Любовные драмы, даже трагедии сопровождали и её сына Виссариона, которому она сама сломала судьбу, запретив жениться на любимой девушке. И вот он, схоронив мать, оказался свободен от запрета. Кинулся с объяснениями и предложениями руки и сердца. Но увы, опоздал, любимая была замужем. Столько горя обрушилось сразу, что Виссарион не смог совладать с собой. Смерть матери, замужество любимой! Ему показалось, что жизнь кончена, и он покончил с нею навсегда, выбрав путь несчастного Погодина.
«Одной дружбы для счастья мало…»
Симпатичный, элегантный «дедушка» Тургенев
Молодая, приятной наружности дама долго стояла у вагонного окна медленно набиравшего скорость поезда и всё глядела, глядела вдаль, иногда смахивая со щеки нежданно-негаданно набегающие слёзы. Вот уже скрылся из глаз перрон с провожавшим её «милым дедушкой», как мысленно звала она своего очень доброго и действительно необыкновенно милого знакомого. Вот уже отстучали колеса по выходным стрелкам, вот уже остались позади орловские окраины, а она всё не могла оторваться от окна, словно окно это продолжало сохранять связь с чем-то незримым, но очень дорогим, что покидала она, понимая невозможность не покинуть, но где-то в глубине души противясь этой невозможности.
Пора было вернуться из коридора в купе, пора было отдыхать, ведь ехала она не на прогулку.

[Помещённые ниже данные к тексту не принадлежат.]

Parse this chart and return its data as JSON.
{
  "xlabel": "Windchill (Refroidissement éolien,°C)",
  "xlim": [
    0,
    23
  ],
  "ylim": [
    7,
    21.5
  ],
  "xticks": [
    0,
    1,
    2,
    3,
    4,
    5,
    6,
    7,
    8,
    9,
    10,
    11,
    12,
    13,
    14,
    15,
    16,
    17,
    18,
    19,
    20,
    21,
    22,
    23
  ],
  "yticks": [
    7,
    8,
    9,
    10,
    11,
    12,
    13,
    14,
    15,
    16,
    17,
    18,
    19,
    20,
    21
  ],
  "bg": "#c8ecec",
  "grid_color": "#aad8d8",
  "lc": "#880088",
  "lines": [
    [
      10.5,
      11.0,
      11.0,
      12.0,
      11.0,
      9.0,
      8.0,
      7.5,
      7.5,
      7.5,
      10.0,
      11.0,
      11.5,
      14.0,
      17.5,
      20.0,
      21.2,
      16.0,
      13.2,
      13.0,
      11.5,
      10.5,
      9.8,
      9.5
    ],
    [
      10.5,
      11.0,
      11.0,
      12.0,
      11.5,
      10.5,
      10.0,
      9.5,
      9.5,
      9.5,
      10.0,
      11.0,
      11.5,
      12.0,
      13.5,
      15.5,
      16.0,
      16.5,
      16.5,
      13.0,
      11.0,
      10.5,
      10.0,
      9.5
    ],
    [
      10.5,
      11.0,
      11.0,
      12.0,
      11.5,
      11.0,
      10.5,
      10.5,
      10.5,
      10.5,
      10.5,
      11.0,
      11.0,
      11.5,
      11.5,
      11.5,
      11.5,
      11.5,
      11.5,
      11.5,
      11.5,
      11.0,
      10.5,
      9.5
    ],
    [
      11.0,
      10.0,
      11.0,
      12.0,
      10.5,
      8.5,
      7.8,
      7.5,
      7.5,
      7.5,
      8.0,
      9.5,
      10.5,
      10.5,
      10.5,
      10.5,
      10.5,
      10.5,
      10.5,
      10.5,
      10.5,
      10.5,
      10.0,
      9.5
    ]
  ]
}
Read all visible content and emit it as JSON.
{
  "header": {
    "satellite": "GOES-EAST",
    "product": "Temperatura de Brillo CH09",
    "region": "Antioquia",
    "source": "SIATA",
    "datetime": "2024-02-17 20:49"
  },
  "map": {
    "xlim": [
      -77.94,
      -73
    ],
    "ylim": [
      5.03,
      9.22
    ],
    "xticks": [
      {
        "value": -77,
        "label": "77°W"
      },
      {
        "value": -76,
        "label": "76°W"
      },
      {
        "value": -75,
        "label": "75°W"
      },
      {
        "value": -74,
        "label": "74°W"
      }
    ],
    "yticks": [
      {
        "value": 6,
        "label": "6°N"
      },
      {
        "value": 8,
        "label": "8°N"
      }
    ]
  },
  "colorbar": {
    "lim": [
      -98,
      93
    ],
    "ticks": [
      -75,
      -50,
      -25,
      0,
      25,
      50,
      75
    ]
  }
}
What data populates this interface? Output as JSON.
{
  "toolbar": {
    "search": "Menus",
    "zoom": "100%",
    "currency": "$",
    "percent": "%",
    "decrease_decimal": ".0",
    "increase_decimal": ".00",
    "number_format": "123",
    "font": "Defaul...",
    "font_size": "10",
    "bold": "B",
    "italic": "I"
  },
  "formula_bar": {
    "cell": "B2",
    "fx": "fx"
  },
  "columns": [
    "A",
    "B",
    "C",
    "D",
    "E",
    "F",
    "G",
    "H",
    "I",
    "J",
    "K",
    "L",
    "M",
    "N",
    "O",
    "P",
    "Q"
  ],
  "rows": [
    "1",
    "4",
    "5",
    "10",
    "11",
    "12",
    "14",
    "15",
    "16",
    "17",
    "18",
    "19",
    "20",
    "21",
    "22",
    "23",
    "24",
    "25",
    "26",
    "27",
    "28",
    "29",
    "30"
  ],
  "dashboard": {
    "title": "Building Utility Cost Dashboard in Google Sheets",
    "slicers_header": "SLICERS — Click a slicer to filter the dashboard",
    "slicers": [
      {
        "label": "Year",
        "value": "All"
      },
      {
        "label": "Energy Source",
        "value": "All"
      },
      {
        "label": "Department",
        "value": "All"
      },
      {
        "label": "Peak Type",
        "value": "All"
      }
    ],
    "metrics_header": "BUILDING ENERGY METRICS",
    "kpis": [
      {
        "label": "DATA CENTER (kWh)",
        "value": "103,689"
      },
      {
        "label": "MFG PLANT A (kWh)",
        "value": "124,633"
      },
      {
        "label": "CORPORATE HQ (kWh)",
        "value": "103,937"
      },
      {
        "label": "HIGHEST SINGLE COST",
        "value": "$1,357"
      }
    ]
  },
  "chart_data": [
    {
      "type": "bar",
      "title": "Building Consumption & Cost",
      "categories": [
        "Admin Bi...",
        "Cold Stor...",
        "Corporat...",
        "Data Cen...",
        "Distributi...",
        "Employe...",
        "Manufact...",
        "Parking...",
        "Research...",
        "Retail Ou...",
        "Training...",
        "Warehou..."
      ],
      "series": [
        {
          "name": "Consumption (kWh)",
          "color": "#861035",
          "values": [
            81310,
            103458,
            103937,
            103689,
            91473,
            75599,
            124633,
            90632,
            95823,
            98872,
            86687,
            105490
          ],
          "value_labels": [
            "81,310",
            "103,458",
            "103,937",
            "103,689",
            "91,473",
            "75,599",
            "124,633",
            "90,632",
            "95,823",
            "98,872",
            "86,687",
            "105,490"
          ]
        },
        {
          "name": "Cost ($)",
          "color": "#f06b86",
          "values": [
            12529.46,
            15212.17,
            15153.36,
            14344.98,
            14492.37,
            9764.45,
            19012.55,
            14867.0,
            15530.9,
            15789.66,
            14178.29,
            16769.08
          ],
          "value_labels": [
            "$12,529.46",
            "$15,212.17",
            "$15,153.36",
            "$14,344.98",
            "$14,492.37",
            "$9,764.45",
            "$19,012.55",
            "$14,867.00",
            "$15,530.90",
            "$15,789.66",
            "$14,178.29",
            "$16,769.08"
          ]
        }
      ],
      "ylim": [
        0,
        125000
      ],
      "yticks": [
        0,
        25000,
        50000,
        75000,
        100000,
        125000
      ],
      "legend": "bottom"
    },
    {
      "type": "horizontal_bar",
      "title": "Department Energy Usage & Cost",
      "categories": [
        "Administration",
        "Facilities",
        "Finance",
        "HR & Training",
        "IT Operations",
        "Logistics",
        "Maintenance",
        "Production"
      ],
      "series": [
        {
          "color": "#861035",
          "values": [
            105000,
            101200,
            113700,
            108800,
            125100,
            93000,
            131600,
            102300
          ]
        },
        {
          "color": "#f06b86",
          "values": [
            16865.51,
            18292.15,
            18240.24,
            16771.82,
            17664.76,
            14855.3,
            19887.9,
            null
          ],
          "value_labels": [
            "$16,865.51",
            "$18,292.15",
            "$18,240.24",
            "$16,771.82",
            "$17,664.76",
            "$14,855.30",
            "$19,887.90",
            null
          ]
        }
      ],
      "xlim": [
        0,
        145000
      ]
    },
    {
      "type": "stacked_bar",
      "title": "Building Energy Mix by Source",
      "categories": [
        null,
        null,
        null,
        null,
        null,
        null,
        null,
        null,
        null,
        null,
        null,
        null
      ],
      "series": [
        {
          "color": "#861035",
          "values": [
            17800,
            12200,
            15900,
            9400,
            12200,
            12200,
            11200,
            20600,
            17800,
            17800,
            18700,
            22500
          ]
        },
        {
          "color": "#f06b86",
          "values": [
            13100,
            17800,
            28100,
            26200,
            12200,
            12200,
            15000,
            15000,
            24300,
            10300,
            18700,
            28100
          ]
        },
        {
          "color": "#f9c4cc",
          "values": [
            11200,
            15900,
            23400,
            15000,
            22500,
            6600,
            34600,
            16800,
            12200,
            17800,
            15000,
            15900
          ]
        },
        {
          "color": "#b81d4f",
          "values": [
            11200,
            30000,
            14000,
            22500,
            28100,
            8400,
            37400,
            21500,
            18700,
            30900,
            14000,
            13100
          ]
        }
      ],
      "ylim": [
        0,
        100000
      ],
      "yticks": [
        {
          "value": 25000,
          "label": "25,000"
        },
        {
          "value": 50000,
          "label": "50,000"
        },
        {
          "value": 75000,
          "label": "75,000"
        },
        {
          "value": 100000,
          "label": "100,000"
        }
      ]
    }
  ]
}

Ехала на работу трудную, напряжённую, требующую отдачи всех душевных и физических сил.
А в ушах всё стоял такой родной, такой приятный голос этого милого дедушки, уже покинувшего вагон и стоявшего у открытого окна, глазами, полными любви, глядя на неё, уезжающую в дальние края:
— Эх, если бы вы могли вот так всё бросить и остаться! Эх, если бы вы могли, если бы могли! Как бы счастлив я был тогда!